イカン・グボゴフルワ。アイクが本当に笑顔になることは滅多にない数少ない人々のうちの一人。彼は面白くて、軽いノリが好きだけど、決して一線を越えることはなかった。
「チチ、旅行はどうだった?」グボゴが尋ねると、チディマはうなずいた。
「本当に良かったよ。グボゴは旅行しなかったの?」チディマが尋ねると、グボゴは首を振った。
「いや。でも、母さんと姉さんはどっか行ったよ」グボゴが答えると、チディマはうなずいた。

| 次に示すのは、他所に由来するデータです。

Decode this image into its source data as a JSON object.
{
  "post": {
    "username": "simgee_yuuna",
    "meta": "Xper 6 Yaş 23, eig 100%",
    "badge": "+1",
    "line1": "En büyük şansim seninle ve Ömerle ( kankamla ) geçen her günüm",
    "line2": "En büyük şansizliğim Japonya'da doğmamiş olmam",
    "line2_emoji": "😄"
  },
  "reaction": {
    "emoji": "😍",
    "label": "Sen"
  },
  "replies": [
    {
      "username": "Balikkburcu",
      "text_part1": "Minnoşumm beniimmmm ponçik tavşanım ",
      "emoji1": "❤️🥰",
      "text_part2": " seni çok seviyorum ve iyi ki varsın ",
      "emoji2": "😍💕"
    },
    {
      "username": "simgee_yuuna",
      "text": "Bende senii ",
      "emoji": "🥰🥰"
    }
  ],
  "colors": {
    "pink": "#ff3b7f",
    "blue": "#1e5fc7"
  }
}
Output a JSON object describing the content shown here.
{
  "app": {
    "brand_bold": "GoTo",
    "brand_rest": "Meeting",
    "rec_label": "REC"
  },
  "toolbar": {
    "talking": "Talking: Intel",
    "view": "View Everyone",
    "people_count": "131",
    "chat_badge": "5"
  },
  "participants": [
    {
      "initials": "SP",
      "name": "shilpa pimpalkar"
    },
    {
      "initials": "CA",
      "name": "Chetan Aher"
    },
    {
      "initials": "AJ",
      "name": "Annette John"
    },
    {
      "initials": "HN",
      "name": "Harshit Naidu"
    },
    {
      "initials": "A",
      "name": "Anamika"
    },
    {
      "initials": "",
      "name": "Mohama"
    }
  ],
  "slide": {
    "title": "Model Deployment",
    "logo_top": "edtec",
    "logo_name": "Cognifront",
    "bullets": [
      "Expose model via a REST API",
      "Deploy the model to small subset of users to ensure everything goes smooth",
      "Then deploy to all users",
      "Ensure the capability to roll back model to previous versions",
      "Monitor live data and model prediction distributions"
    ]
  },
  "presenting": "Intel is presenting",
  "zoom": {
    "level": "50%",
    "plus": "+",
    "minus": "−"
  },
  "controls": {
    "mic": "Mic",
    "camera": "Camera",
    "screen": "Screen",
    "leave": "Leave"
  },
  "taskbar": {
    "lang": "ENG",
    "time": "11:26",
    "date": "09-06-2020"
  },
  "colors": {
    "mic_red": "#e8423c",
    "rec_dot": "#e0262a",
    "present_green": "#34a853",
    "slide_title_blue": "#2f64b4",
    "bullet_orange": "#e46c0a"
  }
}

「ねえ、クリスマスダンス、パートナーになってくれない?」グボゴは、茶色の目をアイクに向け、彼女は目を見開いて、それから大笑いした。
「グボゴは、今まで何人の女の子にその質問したの? あのさ、クリスマスダンスって、まだ3ヶ月くらい先だよね。聞くの早くない?」アイクは笑いながら腕を組んだ。
「まさか、早起きは三文の得、みたいなこと考えてるわけ?」グロリアが少し大きめのオランダ産を飲みながら言うと、グボゴは立ち上がり、女の子たちに向き直って笑った。
「そんな質問しないで、ただ僕の質問に答えてよ」グボゴが答えると、アイクは目を細めて、満面の笑顔になった。